Fiber Arts

Fiber Arts

Fiber Arts. I’m Greg Martin with Washington Ag Today.

Alpaca. Gentle, intelligent, eco-friendly and fun. That’s how Jennifer Ely, owner of Sage Bluff Alpacas describes them. She says they’re raised for their fleece and this weekend you can find out all about them.

ELY: Saturday the 18th is our annual summer spin-in at Sage Bluff Alpacas. It’s our annual summer fiber arts festival. We shear our alpacas in April so they’ve got about 2 months of regrowth on, we have a barn full or gorgeous fleece and so we celebrate our harvest in the summer with a spin in.

There will be a number of fiber artists from around the Yakima Valley to show what can be done with the fleece. Ely says they show off the alpaca operation as well.

ELY: We provide farm tours, beautiful retail and of course all the demonstrations by the fiber artists. Alpaca fiber is warmer, softer and stronger than sheep wool and because it has no lanolin it’s hypoallergenic so it’s a great opportunity again to tour the farm, meet the alpacas. They’re a real curiosity for most people.
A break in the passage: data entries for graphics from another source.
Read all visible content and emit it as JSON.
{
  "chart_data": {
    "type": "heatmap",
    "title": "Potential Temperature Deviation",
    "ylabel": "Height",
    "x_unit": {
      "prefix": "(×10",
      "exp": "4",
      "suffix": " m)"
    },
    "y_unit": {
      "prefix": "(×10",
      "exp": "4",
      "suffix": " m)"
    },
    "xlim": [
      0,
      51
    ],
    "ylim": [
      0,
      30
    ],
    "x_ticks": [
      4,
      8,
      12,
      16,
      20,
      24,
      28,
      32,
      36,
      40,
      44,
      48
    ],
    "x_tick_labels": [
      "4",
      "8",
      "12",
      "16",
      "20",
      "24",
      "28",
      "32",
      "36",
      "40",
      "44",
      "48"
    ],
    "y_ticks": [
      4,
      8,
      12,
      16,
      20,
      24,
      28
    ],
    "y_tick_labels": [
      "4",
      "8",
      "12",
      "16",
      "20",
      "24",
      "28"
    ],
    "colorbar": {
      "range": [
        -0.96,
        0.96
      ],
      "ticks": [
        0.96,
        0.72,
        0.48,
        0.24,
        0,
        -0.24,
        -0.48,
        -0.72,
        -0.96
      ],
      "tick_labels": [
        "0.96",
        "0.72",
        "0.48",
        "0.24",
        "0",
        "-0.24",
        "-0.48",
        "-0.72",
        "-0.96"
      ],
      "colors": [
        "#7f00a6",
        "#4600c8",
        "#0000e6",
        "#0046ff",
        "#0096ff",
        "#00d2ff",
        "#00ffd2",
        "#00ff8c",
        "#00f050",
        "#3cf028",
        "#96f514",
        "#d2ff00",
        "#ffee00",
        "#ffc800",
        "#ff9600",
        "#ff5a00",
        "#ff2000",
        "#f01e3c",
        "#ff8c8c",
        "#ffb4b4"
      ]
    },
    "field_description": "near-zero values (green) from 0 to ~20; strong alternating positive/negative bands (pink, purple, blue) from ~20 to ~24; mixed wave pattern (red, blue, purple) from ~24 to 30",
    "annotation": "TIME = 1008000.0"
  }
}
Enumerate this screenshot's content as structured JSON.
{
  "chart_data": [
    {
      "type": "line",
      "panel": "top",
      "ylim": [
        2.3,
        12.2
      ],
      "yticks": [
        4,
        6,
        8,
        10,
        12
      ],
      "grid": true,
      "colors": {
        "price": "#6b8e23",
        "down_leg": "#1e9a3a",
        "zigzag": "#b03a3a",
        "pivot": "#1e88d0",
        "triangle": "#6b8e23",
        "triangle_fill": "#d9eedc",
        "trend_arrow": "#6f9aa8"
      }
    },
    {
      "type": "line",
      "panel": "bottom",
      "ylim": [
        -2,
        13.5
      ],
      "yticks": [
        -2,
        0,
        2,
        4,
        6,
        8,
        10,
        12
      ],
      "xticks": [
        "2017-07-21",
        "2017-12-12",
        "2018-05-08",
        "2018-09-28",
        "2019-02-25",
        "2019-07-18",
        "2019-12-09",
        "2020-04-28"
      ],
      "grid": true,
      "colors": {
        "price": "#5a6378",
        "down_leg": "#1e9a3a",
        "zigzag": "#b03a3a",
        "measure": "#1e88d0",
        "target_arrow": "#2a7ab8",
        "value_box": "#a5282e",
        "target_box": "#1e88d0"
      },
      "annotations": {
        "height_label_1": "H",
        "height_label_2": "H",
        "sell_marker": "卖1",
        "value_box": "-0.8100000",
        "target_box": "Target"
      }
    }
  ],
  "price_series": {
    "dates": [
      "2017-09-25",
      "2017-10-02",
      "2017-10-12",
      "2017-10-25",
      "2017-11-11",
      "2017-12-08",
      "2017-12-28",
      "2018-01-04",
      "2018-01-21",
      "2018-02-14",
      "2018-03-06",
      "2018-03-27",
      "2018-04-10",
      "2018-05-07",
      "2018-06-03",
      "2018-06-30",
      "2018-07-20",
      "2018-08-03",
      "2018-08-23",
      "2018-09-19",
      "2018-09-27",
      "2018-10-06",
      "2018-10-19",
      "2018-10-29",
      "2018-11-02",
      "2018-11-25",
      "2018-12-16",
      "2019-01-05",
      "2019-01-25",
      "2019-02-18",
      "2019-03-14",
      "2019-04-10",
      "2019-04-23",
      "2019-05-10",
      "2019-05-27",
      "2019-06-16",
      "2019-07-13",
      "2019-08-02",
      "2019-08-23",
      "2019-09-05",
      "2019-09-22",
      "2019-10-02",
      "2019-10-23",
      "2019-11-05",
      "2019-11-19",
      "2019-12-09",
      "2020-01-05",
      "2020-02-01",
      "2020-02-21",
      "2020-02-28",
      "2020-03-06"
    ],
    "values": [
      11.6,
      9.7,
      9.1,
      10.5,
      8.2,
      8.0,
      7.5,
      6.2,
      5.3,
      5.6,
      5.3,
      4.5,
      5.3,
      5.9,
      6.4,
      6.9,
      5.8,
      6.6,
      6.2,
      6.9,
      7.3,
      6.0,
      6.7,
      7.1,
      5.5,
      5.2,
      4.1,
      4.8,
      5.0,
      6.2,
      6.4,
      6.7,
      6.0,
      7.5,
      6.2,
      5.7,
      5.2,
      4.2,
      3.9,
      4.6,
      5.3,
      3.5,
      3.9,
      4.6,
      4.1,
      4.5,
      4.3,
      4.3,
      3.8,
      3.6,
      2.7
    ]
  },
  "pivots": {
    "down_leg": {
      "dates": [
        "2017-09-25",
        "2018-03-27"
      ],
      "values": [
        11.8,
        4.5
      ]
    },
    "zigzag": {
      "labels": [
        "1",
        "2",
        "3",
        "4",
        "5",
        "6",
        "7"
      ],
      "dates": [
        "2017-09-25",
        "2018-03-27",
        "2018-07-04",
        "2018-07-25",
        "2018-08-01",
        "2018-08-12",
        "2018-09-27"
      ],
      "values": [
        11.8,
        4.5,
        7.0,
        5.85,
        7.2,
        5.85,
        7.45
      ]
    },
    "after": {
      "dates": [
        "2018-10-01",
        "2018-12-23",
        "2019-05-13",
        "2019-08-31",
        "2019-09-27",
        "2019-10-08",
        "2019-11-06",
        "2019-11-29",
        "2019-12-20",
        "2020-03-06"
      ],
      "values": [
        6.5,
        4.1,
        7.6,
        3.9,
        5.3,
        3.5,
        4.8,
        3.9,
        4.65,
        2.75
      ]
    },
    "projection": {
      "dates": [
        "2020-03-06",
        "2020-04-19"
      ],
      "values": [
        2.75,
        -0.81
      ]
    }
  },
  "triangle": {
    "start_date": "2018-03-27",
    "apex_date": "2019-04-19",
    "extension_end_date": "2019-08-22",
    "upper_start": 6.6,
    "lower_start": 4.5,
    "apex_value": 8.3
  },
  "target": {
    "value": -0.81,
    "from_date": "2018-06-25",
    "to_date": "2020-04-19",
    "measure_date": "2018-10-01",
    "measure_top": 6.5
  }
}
Alpaca is a food source in South America but here Ely says it’s the fleece.

ELY: We only have about 200-thousand animals in our national herd and it would take a national herd of over a million animals to support one full-time fiber mill like a Pendleton Mill. So we have a long way to go to grow our national herd in this country. We actually joke about alpacas being profitable from fashion to fertilizer.

Visit sagebluffalpacas.com for details. And that’s Washington Ag Today. I’m Greg Martin, thanks for listening on the Ag Information Network of the West.